Monday 6 September 2010

MANHATTAN


Hot off the success of Annie Hall and the modest achievement of Interiors, Woody Allen delivered Manhattan. Like its predecessor Annie Hall, the film explores the maddeningly complex nature of inter-human relationships and features both Allen and Dianne Keaton in lead roles. However, it also introduces another character to the proceedings – the city of Manhattan. In the opening monologue of Manhattan, Allen through the mouthpiece of his character Isaac Davies declares himself ‘a romantic’. It is clear from this film that the true love of his life is the city of Manhattan. So this is Allen’s (perhaps over-romanticised) view of the city – a snapshot of how the upper-class live and love in the cultural centre of America and arguably, the world.

Yes – this film may be a little picture perfect. Maybe it’s no more representative of New York than a collection of postcards. We see the Guggenheim, Central Park and other iconic Manhattan locations. There’s a sheen granted to the scenery through cinematographer Gordon Willis’ stark, powerful black and white imagery that chisels away the grime and the smut from the city and presents it in all its glory. The visuals sparkle and make a terrific combination with George Gershwin’s glorious soundtrack. Yes it’s a sentimental, idealized portrait of the city, but it’s also unashamedly bewitching and beautiful. Besides, even if the locales are embellished and romanticised the characters and locals that populate the city are fully realised, interesting individuals. The film holds no punches in showing these people to be selfish, impulsive and at times loathsome.

When the film begins, Isaac Davies a 42 year-old twice divorced writer is dating Tracy (Mariel Hemingway) a 17 year-old school girl. Isaac views Tracy as a fun, unchallenging partner to be discarded when his next true love arrives. Upon meeting his friend Yale’s Mistress, Mary Wilkie (Dianne Keaton) he believes he has found the woman he wants to be with. The trouble is, Mary is in love with Yale, who is still in love with his wife. The story itself is a pretty simple love-triangle, but the relationships the characters have with one another and how they feel towards each other are somewhat more multi-layered.

It can be difficult to get past the fact that the key relationship in this film is one between an aging man and a naive young girl. It’s made clear that Isaac has performed acts of statutory rape which adds to the sense of moral decrepitude that his character garners throughout the course of the film. Allen tries to play it off with a series of jokes, some of them funny: “I'm older than her father, can you believe that? I'm dating a girl, wherein, I can beat up her father”, but many of them - intentionally or not – uncomfortable, particularly when he is boasting about his sexual prowess. It’s some relief then that Allen allows us to see Isaac’s conflicted feelings towards Tracy. At points in the first half of the film, we see from the way he treats this young girl that he knows that this relationship is one that will only be beneficial for him and that he is not free from guilt. At least it is clear that he knows that this is not a socially acceptable relationship – see his face when Tracy upon being asked what she does for a living, replies: “I go to High School.”
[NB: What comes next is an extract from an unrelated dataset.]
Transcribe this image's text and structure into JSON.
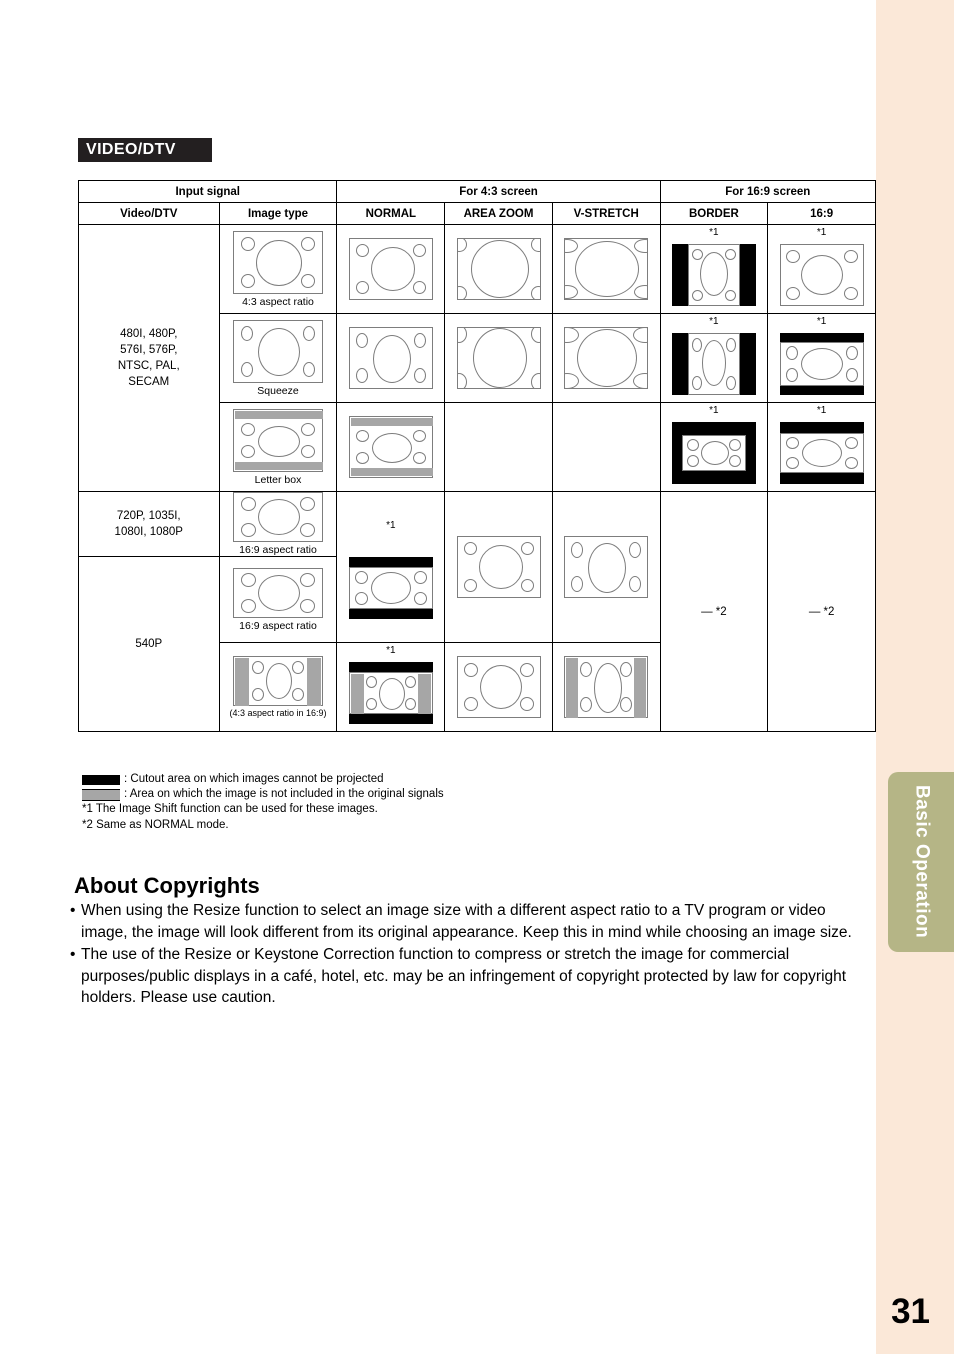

So we are presented with a conflicted morally questionable individual who falls in love, or so he thinks with Manhattan socialite and general snob Mary Wilkie. Mary is the very definition of pretentious and holds no qualms in sharing her dismissive views on the likes of Gustav Mahler, Carl Jung, Scott Fitzgerald, Norman Mailer, Ingmar Bergman, Van Gogh and Kierkegaard. It’s difficult to see what Isaac finds to like in Mary, but then Isaac is not entirely free from pretentions himself. The two are brought together mainly through dissatisfaction from their current relationships and believe mistakenly that through each other they will find happiness. Mary, dissatisfied with her fling with Yale seeks something more permanent and stable, whilst Isaac seeks somebody who is his intellectual equal, somebody who he would not feel ashamed to be with in public.

The main problem with Manhattan is its lack of likeable characters. Aside from Tracy (Hemingway was nominated for the Best Supporting Actress Oscar, for what remains a quiet yet sympathetic portrait of a naive girl madly in love) we are given nobody to root for. Thankfully the film does not lack Woody Allen’s trademark wit and is full of quotable lines. The performances are all good: we see how conflicted these characters are and the effect their relationships have on each other is clear and well defined. It’s also Allen’s best looking film thanks to the fantastic cinematography of Gordon Willis, which really is reason enough alone to see this film.

Manhattan is at its best in the final five minutes when Isaac realises his mistakes and chases down the true love of his life (who is now 18). The scene where he records into a tape-deck a list of things that really matters to him is both masterful and touching. We also finally see Isaac reach a level of emotional maturity in the final scene. It is here we realise: Manhattan is not a film about love – at least not romantic love; the lead characters are all too impulsive and selfish to describe any of their relationships as pertaining of romantic love. Instead we see Isaac learn to let go of his selfish desires and to ‘have faith’ that things will work out okay. If Annie Hall was a movie about how relationships fall apart or break-up, Manhattan is about the difficulty of letting go.